The history of the particular configuration of intergroup inequality in any one society determines the most salient social identities in that context (Sidanius & Pratto, 1999), with implications for psychological well-being and functioning (see, for example, Mclaughin et al., 2012). However, the impact of interaction between culture, socioeconomic status (SES), and other contextually salient hierarchies on these psychological outcomes is not yet clear (see Miyamoto et al., 2019). This research, funded by the SPSSI Researchers in the Global South programme, addresses this gap by examining decision-making at the intersection of caste, scarcity and subjective SES in India. Combing Dr. Jennifer Sheehy Skeffington’s[1] expertise in psychology of poverty, inequality and inter-group relations, and Professor Sujoy Chakravarty’s[2] expertise in behavioral economics and caste, this research utilizes online and lab-in-field experiments to investigate the role of caste in shaping two aspects of the psychology of poverty: the cognitive strain caused by scarce resources and the perception of inferiority cued by low social status. We can thus examine how the construal of social status and scarcity that mediates the impact of economic conditions on psychological outcomes takes shape in the context of, and is thus contingent upon, a culture shaped by a particular socio-historically prevalent system of social stratification. In doing this we address an important policy and political question in India: Should cultural inequalities such as caste or income be a criterion for reservations and poverty-related aid in India?

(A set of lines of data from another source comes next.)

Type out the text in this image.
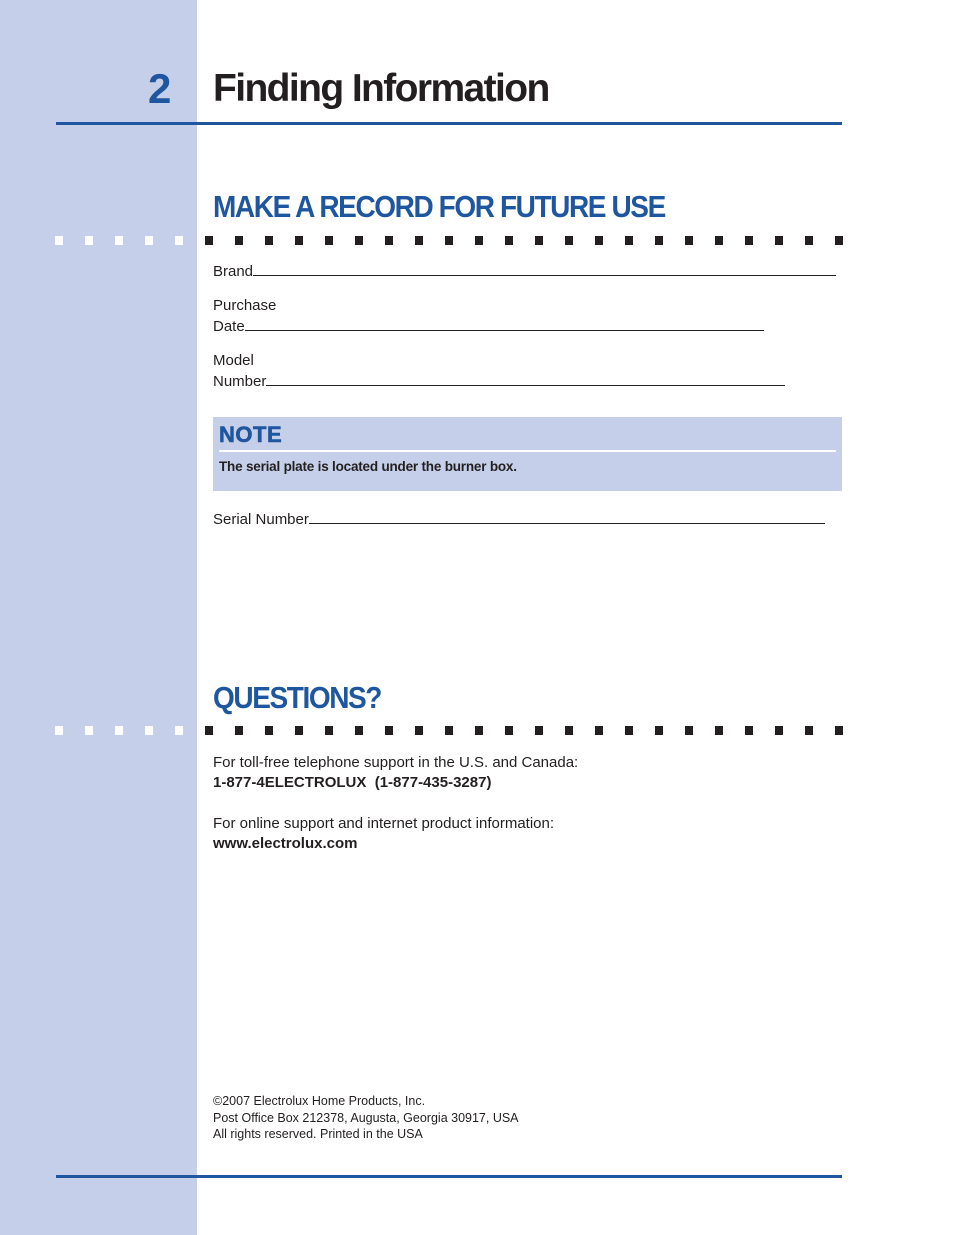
2	Finding Information
MAKE A RECORD FOR FUTURE USE
Brand
Purchase
Date
Model
Number
NOTE
The serial plate is located under the burner box.
Serial Number
QUESTIONS?
For toll-free telephone support in the U.S. and Canada:
1-877-4ELECTROLUX  (1-877-435-3287)
For online support and internet product information:
www.electrolux.com
©2007 Electrolux Home Products, Inc.
Post Office Box 212378, Augusta, Georgia 30917, USA
All rights reserved. Printed in the USA
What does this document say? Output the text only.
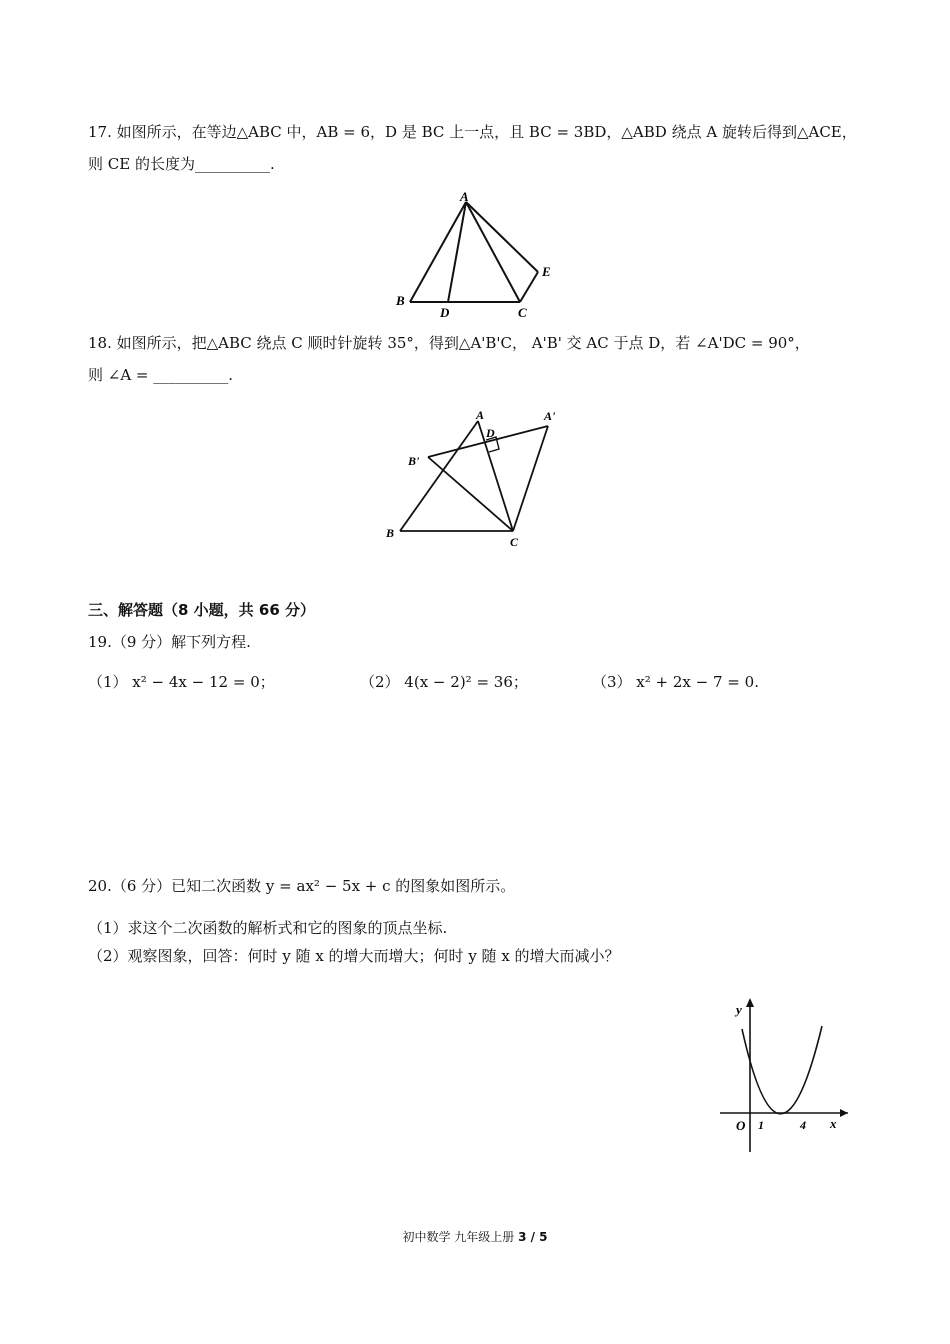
17. 如图所示，在等边△ABC 中，AB = 6，D 是 BC 上一点，且 BC = 3BD，△ABD 绕点 A 旋转后得到△ACE，
则 CE 的长度为__________.
A
B
D	C
E
18. 如图所示，把△ABC 绕点 C 顺时针旋转 35°，得到△A'B'C， A'B' 交 AC 于点 D，若 ∠A'DC = 90°，
则 ∠A = __________.
A	A'
D
B'
B
C
三、解答题（8 小题，共 66 分）
19.（9 分）解下列方程.
（1） x² − 4x − 12 = 0；	（2） 4(x − 2)² = 36；	（3） x² + 2x − 7 = 0.
20.（6 分）已知二次函数 y = ax² − 5x + c 的图象如图所示。
（1）求这个二次函数的解析式和它的图象的顶点坐标.
（2）观察图象，回答：何时 y 随 x 的增大而增大；何时 y 随 x 的增大而减小？
y
x
O 1	4
初中数学 九年级上册 3 / 5
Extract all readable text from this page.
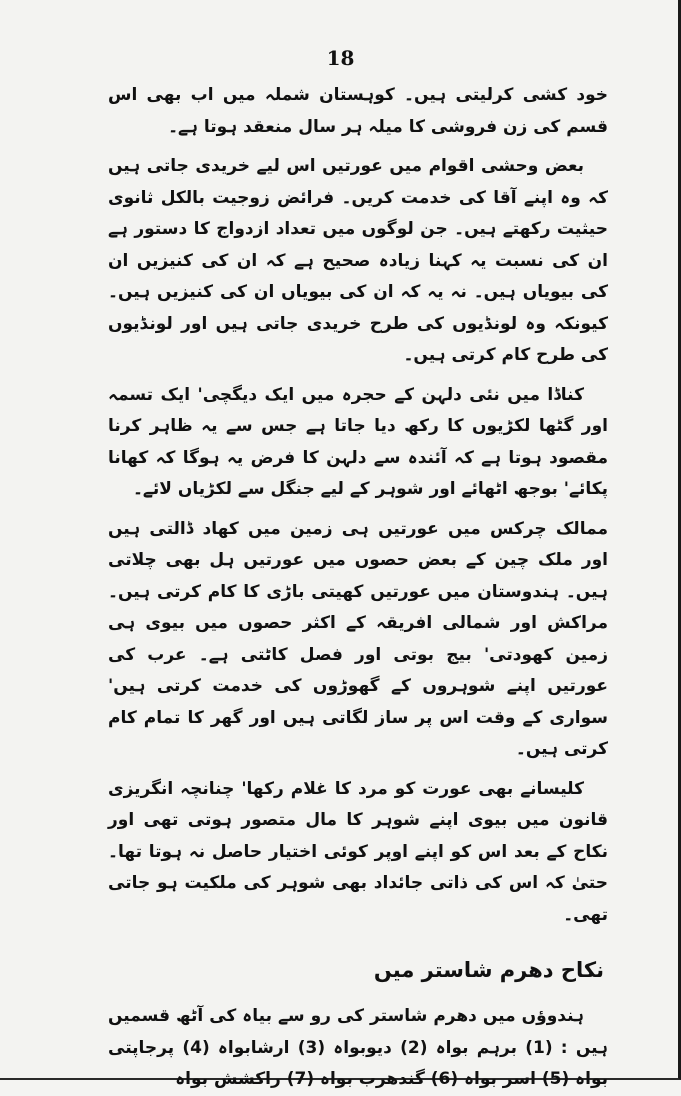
18

خود کشی کرلیتی ہیں۔ کوہستان شملہ میں اب بھی اس قسم کی زن فروشی کا میلہ ہر سال منعقد ہوتا ہے۔

بعض وحشی اقوام میں عورتیں اس لیے خریدی جاتی ہیں کہ وہ اپنے آقا کی خدمت کریں۔ فرائض زوجیت بالکل ثانوی حیثیت رکھتے ہیں۔ جن لوگوں میں تعداد ازدواج کا دستور ہے ان کی نسبت یہ کہنا زیادہ صحیح ہے کہ ان کی کنیزیں ان کی بیویاں ہیں۔ نہ یہ کہ ان کی بیویاں ان کی کنیزیں ہیں۔ کیونکہ وہ لونڈیوں کی طرح خریدی جاتی ہیں اور لونڈیوں کی طرح کام کرتی ہیں۔

کناڈا میں نئی دلہن کے حجرہ میں ایک دیگچی' ایک تسمہ اور گٹھا لکڑیوں کا رکھ دیا جاتا ہے جس سے یہ ظاہر کرنا مقصود ہوتا ہے کہ آئندہ سے دلہن کا فرض یہ ہوگا کہ کھانا پکائے' بوجھ اٹھائے اور شوہر کے لیے جنگل سے لکڑیاں لائے۔

ممالک چرکس میں عورتیں ہی زمین میں کھاد ڈالتی ہیں اور ملک چین کے بعض حصوں میں عورتیں ہل بھی چلاتی ہیں۔ ہندوستان میں عورتیں کھیتی باڑی کا کام کرتی ہیں۔ مراکش اور شمالی افریقہ کے اکثر حصوں میں بیوی ہی زمین کھودتی' بیج بوتی اور فصل کاٹتی ہے۔ عرب کی عورتیں اپنے شوہروں کے گھوڑوں کی خدمت کرتی ہیں' سواری کے وقت اس پر ساز لگاتی ہیں اور گھر کا تمام کام کرتی ہیں۔

کلیسانے بھی عورت کو مرد کا غلام رکھا' چنانچہ انگریزی قانون میں بیوی اپنے شوہر کا مال متصور ہوتی تھی اور نکاح کے بعد اس کو اپنے اوپر کوئی اختیار حاصل نہ ہوتا تھا۔ حتیٰ کہ اس کی ذاتی جائداد بھی شوہر کی ملکیت ہو جاتی تھی۔

نکاح دھرم شاستر میں

ہندوؤں میں دھرم شاستر کی رو سے بیاہ کی آٹھ قسمیں ہیں : (1) برہم بواہ (2) دیوبواہ (3) ارشابواہ (4) پرجاپتی بواہ (5) اسر بواہ (6) گندھرب بواہ (7) راکشش بواہ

Despite the continued over-representation of the disadvantaged caste groups in the bottom 10% of earners in India, Indian policy on poverty alleviation and the development sector tends to gloss over issues pertaining to caste in key domains of social well-being, such as health, hygiene, employment, and financial inclusion (Mosse, 2018; Bond Report, 2019). The importance of understanding and targeting caste as an independent causal factor is highlighted by research that shows that caste continues to impact outcomes in physical and mental health, education, and financial inclusion, despite controlling for SES and other factors associated with access and infrastructure (Komanapalli & Rao, 2020; Goedecke et al., 2018; Coffey, 2018; Jeffery, 2004). Indeed, reports show that despite progress made thanks to caste-based reservations in education and the civil service, Scheduled Caste groups continue to have the lowest access to education, health and employment opportunities in India (Vaid & Dutta, 2019; Bharti, 2018; Thorat. 2017; Boorah, 2010), and tend to face explicit and implicit discrimination within higher education systems, government, and private organizations (Banerjee, Bertrand, Datta, & Mullainathan, 2007).

Meanwhile, the current government is appealing to the sentiments of the dominant caste groups, through moves such as amending the constitution to assure them reservations in central universities. Many have argued that this move towards favouring upper castes is fueled by caste-based status anxieties and relative deprivation experienced by upper caste groups due to the greater presence of lower caste groups in higher education institutes and the civil service (Dreze, 2020; Deshpande & Ramachandran, 2019; Jaffrelot & Kalaiyarasan, 2019; Jaffrelot, 2016). This has further given impetus to the cultural salience of the question of whether disadvantaged caste status continues to adversely affect individuals despite an increase in socio-economic status and related policy proposals for introducing income limits for reservations for disadvantaged groups. To this end, by employing experimental methods to investigate how the salience of socioeconomic and caste identities affects key psychological processes relevant to important life decisions in the context of education, health and finance, our research can offer empirical clarity on an issue of pressing social concern and growing political debate.


[1] Assistant Professor of Social Psychology, Department of Psychological and Behavioral Sciences, London School of Economics and Political Science


[2] Professor of Economics, Center for Economic Studies and Planning, Jawaharlal Nehru University.